Rute e Julinho fazendo uma reverence em frente à cabine de jurados no desfila da Viradouro de 2019. Foto: SRzd

Por Vera Aragão

Capítulo 5 – O pas-de-deux de mestre-sala e porta-bandeira

+ Capítulo 1 – Inventando a tradição?

+ Capítulo 2 – Como surgiram o ballet e o Carnaval

+ Capítulo 3 – A origem de algumas danças folclóricas brasileiras

+ Capítulo 4 – Ballet e Carnaval: apolíneos ou dionisíacos?

Existem várias afirmativas sobre as origens desse casal. Alguns se reportam aos tempos coloniais quando, nas senzalas, os negros imitavam as danças refinadas dos brancos da corte, que por sua vez reproduziam os movimentos das faustosas festas da corte francesa de Luís XIV. Outros, apontam os blocos e cordões, onde a função do baliza – como se chamava o mestre sala – era defender sua parceira e o estandarte que ela portava, sempre ameaçado de ser rasgado pelos grupos rivais. Mas, o que nos interessa no momento é a dança do casal.

Em outros artigos mencionei a relação tão próxima entre as origens do ballet e do Carnaval. Pois bem: no carnaval, onde o ballet está mais evidente é na dança de mestre sala e porta bandeira, que a partir de agora nomeio MS e PB. São vários os passos de ballet presentes, principalmente, na dança do MS. Vejamos.

Ao percorrer a cena em círculo, enquanto a PB gira no lugar, seu “riscado” é feito com um pas de bourré: caminha na ponta dos pés, por vezes passando o pé de trás para a frente e vice-versa, com passos rápidos e miúdos. O pas de bourré (passo de Bourré, região da França) vem das danças da corte, assim como o degagé, quando ele estica uma perna à frente ou ao lado, mantendo a outra flexionada, em um plié.

Alguns pequenos saltos também são frequentes, com batidas quase imperceptíveis dos pés no ar, lembrando as batteries do ballet.

Outro movimento do ballet característico da dança de MS & PB que, embora hoje seja pouco usado em função do gigantismo das roupas, é o promenade, ou tour lent: o casal dá as mãos, ele se agacha esticando uma das pernas à frente e ambos vão girando lentamente, conduzidos pela PB.

Claudinho e Selminha Sorriso, Beija-Flor de Nilópolis,
durante ensaio, em um promenade.
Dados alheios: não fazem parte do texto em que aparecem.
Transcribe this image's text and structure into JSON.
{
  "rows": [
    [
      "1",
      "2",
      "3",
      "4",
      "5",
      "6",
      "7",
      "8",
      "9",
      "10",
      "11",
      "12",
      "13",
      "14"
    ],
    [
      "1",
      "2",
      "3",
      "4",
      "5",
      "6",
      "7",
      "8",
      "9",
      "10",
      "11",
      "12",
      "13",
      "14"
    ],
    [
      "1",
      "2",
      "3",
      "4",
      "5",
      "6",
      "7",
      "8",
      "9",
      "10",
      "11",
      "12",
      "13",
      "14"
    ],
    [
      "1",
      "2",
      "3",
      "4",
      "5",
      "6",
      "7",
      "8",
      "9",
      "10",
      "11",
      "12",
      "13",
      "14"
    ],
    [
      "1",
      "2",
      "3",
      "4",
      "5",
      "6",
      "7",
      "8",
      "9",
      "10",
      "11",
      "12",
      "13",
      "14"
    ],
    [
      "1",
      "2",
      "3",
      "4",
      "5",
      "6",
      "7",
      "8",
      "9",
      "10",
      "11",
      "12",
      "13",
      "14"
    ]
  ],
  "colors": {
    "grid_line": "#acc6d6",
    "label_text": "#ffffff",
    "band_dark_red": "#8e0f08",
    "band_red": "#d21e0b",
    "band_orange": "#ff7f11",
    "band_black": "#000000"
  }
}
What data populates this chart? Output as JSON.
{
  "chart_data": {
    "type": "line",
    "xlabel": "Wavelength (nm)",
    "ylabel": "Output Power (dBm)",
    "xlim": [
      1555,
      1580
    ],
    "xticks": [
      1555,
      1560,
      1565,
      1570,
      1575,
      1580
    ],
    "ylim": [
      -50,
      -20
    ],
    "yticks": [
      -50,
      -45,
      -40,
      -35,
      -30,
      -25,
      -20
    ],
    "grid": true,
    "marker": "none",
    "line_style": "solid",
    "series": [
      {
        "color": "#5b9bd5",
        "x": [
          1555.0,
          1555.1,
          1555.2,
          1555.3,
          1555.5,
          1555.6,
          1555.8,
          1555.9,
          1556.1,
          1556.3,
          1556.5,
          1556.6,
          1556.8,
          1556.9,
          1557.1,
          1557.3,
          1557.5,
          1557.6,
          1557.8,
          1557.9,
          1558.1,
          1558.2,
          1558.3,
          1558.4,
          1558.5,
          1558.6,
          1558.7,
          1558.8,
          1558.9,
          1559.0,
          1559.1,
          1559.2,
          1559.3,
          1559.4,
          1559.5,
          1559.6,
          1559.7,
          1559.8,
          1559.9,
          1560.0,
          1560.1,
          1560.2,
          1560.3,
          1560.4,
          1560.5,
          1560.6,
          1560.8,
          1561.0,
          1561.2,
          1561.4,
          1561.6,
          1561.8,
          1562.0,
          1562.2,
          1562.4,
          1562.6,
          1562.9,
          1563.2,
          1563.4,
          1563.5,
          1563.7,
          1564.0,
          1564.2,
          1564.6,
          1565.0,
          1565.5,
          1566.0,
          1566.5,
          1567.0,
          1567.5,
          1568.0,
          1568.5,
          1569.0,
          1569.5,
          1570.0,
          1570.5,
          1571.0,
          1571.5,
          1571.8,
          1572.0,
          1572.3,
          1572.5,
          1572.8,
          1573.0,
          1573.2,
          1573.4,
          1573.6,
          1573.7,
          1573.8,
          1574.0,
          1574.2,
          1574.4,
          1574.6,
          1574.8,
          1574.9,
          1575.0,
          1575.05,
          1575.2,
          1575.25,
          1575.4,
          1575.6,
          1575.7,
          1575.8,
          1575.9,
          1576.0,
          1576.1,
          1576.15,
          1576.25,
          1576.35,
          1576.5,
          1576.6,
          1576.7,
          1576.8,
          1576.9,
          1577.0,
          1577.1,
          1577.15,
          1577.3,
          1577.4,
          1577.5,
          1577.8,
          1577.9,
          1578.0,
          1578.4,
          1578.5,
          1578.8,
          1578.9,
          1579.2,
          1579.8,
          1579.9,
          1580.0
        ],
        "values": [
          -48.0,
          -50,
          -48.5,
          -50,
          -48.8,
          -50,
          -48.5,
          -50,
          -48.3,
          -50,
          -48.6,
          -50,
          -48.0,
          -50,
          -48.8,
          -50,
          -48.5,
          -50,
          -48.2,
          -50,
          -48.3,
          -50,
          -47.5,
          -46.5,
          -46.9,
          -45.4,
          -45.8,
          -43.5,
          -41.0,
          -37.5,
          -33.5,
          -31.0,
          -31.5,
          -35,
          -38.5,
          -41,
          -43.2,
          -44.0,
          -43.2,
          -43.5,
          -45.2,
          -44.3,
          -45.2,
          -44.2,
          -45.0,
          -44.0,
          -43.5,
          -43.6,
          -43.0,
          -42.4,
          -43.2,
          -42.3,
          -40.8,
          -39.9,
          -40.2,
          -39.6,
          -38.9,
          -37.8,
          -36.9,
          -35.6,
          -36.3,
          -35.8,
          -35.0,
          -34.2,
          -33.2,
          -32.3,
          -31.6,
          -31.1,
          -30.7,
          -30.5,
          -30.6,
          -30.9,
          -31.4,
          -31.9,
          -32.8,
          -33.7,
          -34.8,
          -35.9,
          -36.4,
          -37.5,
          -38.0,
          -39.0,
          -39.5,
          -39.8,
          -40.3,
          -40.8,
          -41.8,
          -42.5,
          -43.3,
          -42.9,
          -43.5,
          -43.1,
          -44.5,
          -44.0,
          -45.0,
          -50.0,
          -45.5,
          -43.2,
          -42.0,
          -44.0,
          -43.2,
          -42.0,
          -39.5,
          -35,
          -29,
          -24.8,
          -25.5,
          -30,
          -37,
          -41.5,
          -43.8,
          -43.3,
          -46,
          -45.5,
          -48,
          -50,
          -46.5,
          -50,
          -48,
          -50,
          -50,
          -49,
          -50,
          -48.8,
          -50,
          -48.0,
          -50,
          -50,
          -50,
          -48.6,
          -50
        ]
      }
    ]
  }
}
Foto: Eduardo Hollanda

A PB executa menos variedade de movimentos: conduzindo o pavilhão da Escola, seus movimentos-chave são os giros. Ao se deslocar, a PB executa o déboulé, giros encadeados e ágeis, no ritmo do samba, tão frequentes na dança das bailarinas.

Mas o MS também gira! Só que ele não faz déboulés, ele faz pirouettes: toma impulso com um plié, levanta uma das pernas até o joelho da outra (isso é um retiré) e, simultaneamente gira para dentro do eixo ou para fora. Ao girar para o lado da perna do retire, faz uma piruêta en dehors; ao contrário a pirueta é en dedans (para dentro).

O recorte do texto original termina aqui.